Clickable or interactive prototypes
Clickable or interactive prototypes build upon basic mockups to allow users to interact with the interface and its components. They provide a more realistic experience, allowing users to click through menus, pages and elements that would be found in an actual website or application.
This approach to high-fidelity prototyping is perfect for user testing and gaining valuable feedback on how the designs match customer expectations.
Prototypes with animations and transitions
Another level up again, high-fidelity prototypes that include animations and transitions are very interactive, helping developers to understand any intended visual effects and transitions within an interface.
These prototypes help product and web teams to make the user experience more engaging by adding movement and animation to the designs. Animations are typically used to draw attention, highlight changes or direct users through a journey.
Be careful though, using too much movement or animation could conflict with good accessibility practices and end up being more distracting than helpful.
Responsive web design prototyping
If you’re really serious about getting stakeholder buy-in and performing full usability testing, then you could consider going as far as to develop fully responsive prototypes using code. Essentially getting a head start on the development process, this approach uses front-end web design to help stakeholders see and feel the website itself on different devices and platforms.
Examples of High Fidelity Prototypes
At Illustrate Digital, we’re big fans of using high fidelity prototyping as part of our UI design process. We use them to see and test what real people think of the products we design, as well as to get buy-in from stakeholders.
We’ve collated a couple of examples to show you what high fidelity designs can look like, they’re real examples designed by our UI design team and we hope they help to inspire you with your own design and prototyping.
During the course of our ongoing relationship with one of the UK’s leading commercial law firms, Foot Anstey, we identified a requirement to redevelop parts of the group website. The aim of this redevelopment was to improve the user experience and accelerate website performance.
The redevelopment process provided us a great opportunity to seek out improvements to the user journeys, aesthetics and accessibility of the Foot Anstey website. These screenshots of our work in Figma show just a part of the ‘world’ of UI designs we created.
These interactive prototypes allowed Foot Anstey’s marketing team and its wider stakeholders to click through, test and validate the newly redesigned journeys. They also provided our developers with a perfect representation of how to build the website based on the signed-off high fidelity prototypes.
As part of a user research project with Skills Wales, our team worked on evaluating the expectations of the Business Wales website audience. As well as remapping user journeys, we suggested what an updated design and layout could look like and explained how this would have a positive impact on website visitors.
Producing a set of different visual mockups as part of the high-fidelity prototyping process, we were able to help internal stakeholders at Business Wales to engage with the results of our research in a visual way.
Using Figma, these visual designs could be viewed and journeyed through just like a real website. A perfect use case for high-fidelity prototypes as part of the user research and website improvement process.

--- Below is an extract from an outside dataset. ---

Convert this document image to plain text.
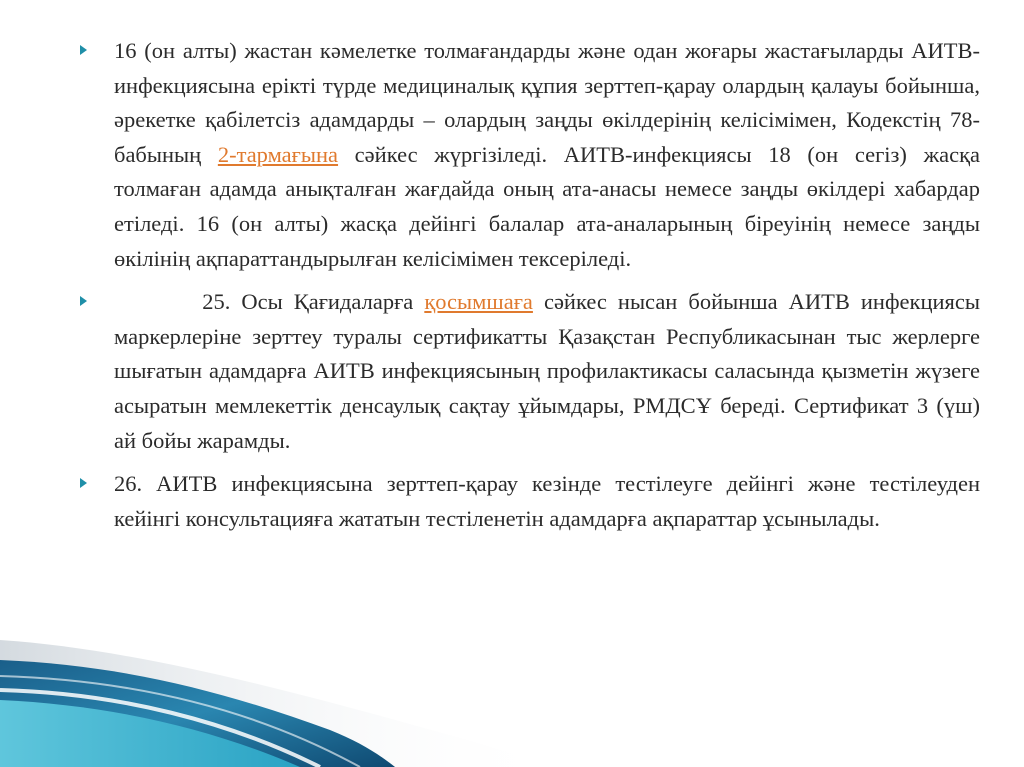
16 (он алты) жастан кәмелетке толмағандарды және одан жоғары жастағыларды АИТВ-инфекциясына ерікті түрде медициналық құпия зерттеп-қарау олардың қалауы бойынша, әрекетке қабілетсіз адамдарды – олардың заңды өкілдерінің келісімімен, Кодекстің 78-бабының 2-тармағына сәйкес жүргізіледі. АИТВ-инфекциясы 18 (он сегіз) жасқа толмаған адамда анықталған жағдайда оның ата-анасы немесе заңды өкілдері хабардар етіледі. 16 (он алты) жасқа дейінгі балалар ата-аналарының біреуінің немесе заңды өкілінің ақпараттандырылған келісімімен тексеріледі.

25. Осы Қағидаларға қосымшаға сәйкес нысан бойынша АИТВ инфекциясы маркерлеріне зерттеу туралы сертификатты Қазақстан Республикасынан тыс жерлерге шығатын адамдарға АИТВ инфекциясының профилактикасы саласында қызметін жүзеге асыратын мемлекеттік денсаулық сақтау ұйымдары, РМДСҰ береді. Сертификат 3 (үш) ай бойы жарамды.

26. АИТВ инфекциясына зерттеп-қарау кезінде тестілеуге дейінгі және тестілеуден кейінгі консультацияға жататын тестіленетін адамдарға ақпараттар ұсынылады.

As you can see, high fidelity prototypes offer a number of benefits for both developers and businesses. They help to improve the overall user experience by allowing businesses to test different features before committing to a final product.
They also make it easier for developers to build apps and websites that meet all of the requirements set out in the prototype. If you’re planning on developing an app or website, be sure to create a high fidelity prototype first – it might just save you a heap of time, effort and heartache!